A Very Sparkles Christmas

I woke up on Christmas morning with a bit of a headache. Too much eggnog the night before, I guess. But Santa had come, and the little girl was itching to check out her bounty. Me, not as much, seeing as how the old Finnish bastard gave me NOTHING.


She's nuts about airplanes, so we put this in her stocking on top of the lump of coal.


Dora the Explorer DVD collection. If you have a child and put this on for him/her, I'd recommend reading a book or magazine while it plays, because it has a tendency to indelibly remain in your head. My wife keeps telling me to fucking stop already repeating "bridge, tree, tall mountain," but I just can't help myself.


18th Letter to Michelle Wie: "better watch your back, you gargantuan freak." Damn, the little angel looks mean here.


A toy cash register that the little girl insists is a computer. Also, the barcode scanner apparently doubles as a cell phone.


A Winnie The Pooh bowling set. I kick ass at this, by the way.


The little girl proudly displays the Elmo logo on her new coat (the sleeves seemed to have been lost during delivery). Fifteen years from now it'll likely be the same thing, only with DKNY. Yay for materialism!



What would Christmas be without a German-made educational toy? I really should have taken a better photo of how those blocks originally fit in the box, because it's really damn hard to get them back in.


Here's the big one!


A Thomas train set. The little girl loves it (as did my wife), but she's absolutely terrified of the train.

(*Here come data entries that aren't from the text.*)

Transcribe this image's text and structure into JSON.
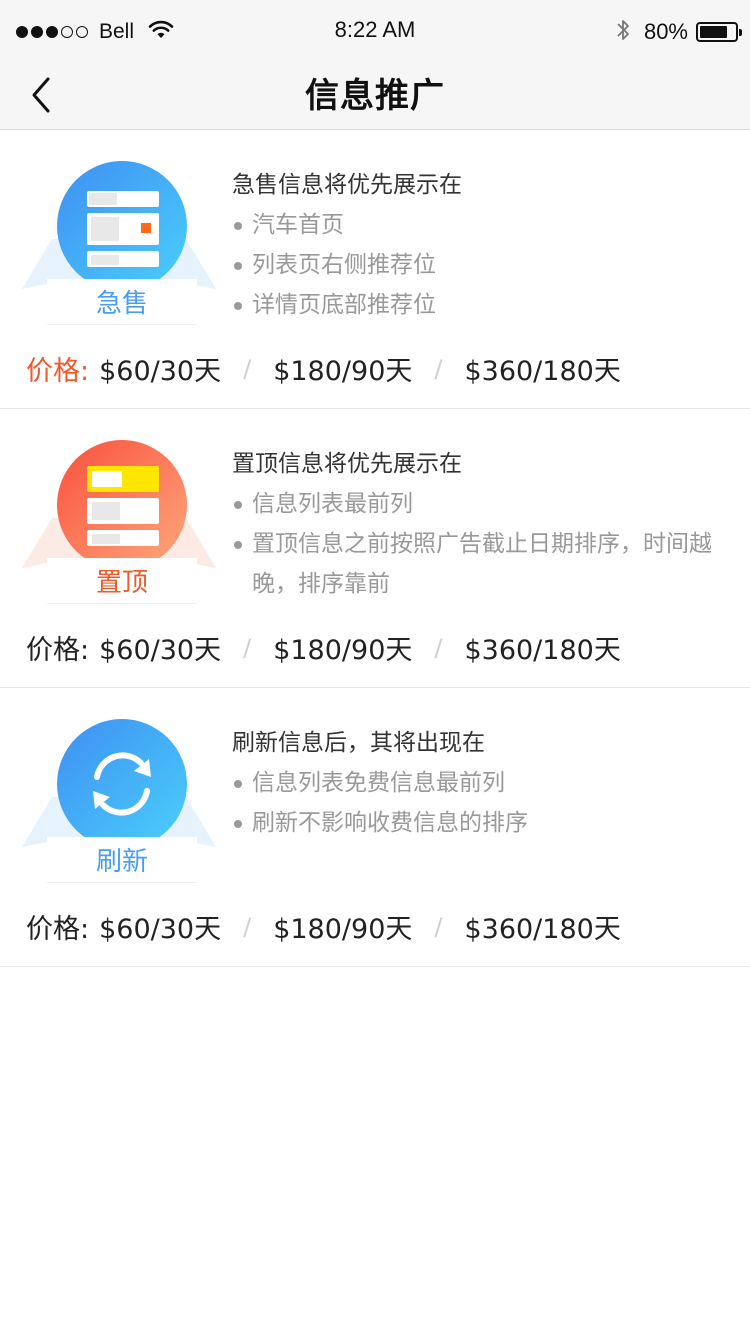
{
  "status_bar": {
    "carrier": "Bell",
    "time": "8:22 AM",
    "battery_percent": "80%",
    "battery_level": 0.8,
    "signal_bars_filled": 3,
    "signal_bars_total": 5
  },
  "nav": {
    "title": "信息推广",
    "back_icon": "chevron-left-icon"
  },
  "cards": [
    {
      "badge_label": "急售",
      "badge_color": "#4a9ef0",
      "title": "急售信息将优先展示在",
      "items": [
        "汽车首页",
        "列表页右侧推荐位",
        "详情页底部推荐位"
      ],
      "price_label": "价格:",
      "price_label_color": "#ef5a2c",
      "prices": [
        "$60/30天",
        "$180/90天",
        "$360/180天"
      ]
    },
    {
      "badge_label": "置顶",
      "badge_color": "#ef5a2c",
      "title": "置顶信息将优先展示在",
      "items": [
        "信息列表最前列",
        "置顶信息之前按照广告截止日期排序，时间越晚，排序靠前"
      ],
      "price_label": "价格:",
      "price_label_color": "#222222",
      "prices": [
        "$60/30天",
        "$180/90天",
        "$360/180天"
      ]
    },
    {
      "badge_label": "刷新",
      "badge_color": "#4a9ef0",
      "title": "刷新信息后，其将出现在",
      "items": [
        "信息列表免费信息最前列",
        "刷新不影响收费信息的排序"
      ],
      "price_label": "价格:",
      "price_label_color": "#222222",
      "prices": [
        "$60/30天",
        "$180/90天",
        "$360/180天"
      ]
    }
  ]
}
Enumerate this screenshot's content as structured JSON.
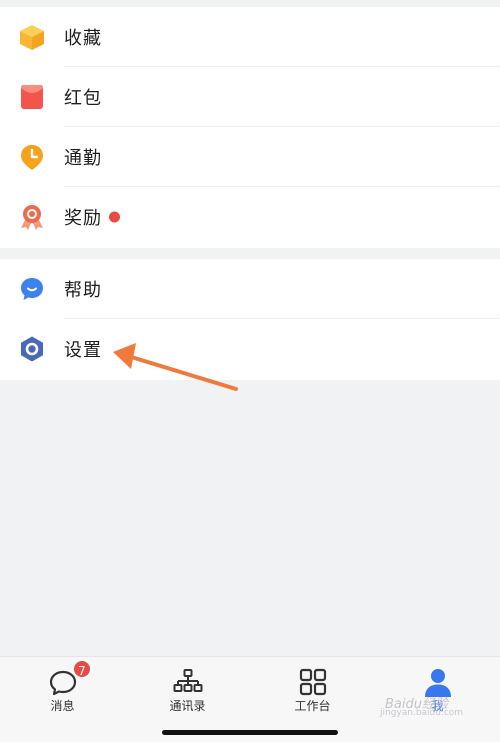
{
  "menu_group_1": [
    {
      "label": "收藏",
      "icon": "favorites-box-icon",
      "color": "#f7b733"
    },
    {
      "label": "红包",
      "icon": "red-envelope-icon",
      "color": "#f2554c"
    },
    {
      "label": "通勤",
      "icon": "commute-clock-icon",
      "color": "#f7a21b"
    },
    {
      "label": "奖励",
      "icon": "reward-medal-icon",
      "color": "#ef6a4a",
      "badge_dot": true
    }
  ],
  "menu_group_2": [
    {
      "label": "帮助",
      "icon": "help-chat-icon",
      "color": "#3b82f0"
    },
    {
      "label": "设置",
      "icon": "settings-hexagon-icon",
      "color": "#4a68b8"
    }
  ],
  "annotation": {
    "icon": "orange-arrow-icon",
    "color": "#f07a3c"
  },
  "tabbar": {
    "tabs": [
      {
        "label": "消息",
        "icon": "message-bubble-icon",
        "badge": "7"
      },
      {
        "label": "通讯录",
        "icon": "org-chart-icon"
      },
      {
        "label": "工作台",
        "icon": "grid-apps-icon"
      },
      {
        "label": "我",
        "icon": "person-icon",
        "active": true
      }
    ]
  },
  "watermark": {
    "text": "Baidu经验",
    "sub": "jingyan.baidu.com"
  }
}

She runs as far away as possible whenever it comes near. I was reminded of Blaine the Mono from Stephen King's Dark Tower series.




After all of the toy-opening fun, it was off to VIPS for lunch. Seriously, what the hell does that name mean, anyway? I'd understand if it was "vee-eye-pees," but the Korean name, "beepsuh," is just plain weird. It is, however, the best "fresh life restaurant" I've ever been to, so it has that going for it. Which is nice.

We had the buffet, and I was content to sate myself with about 12 tuna sandwiches and 4 liters of raspberry juice.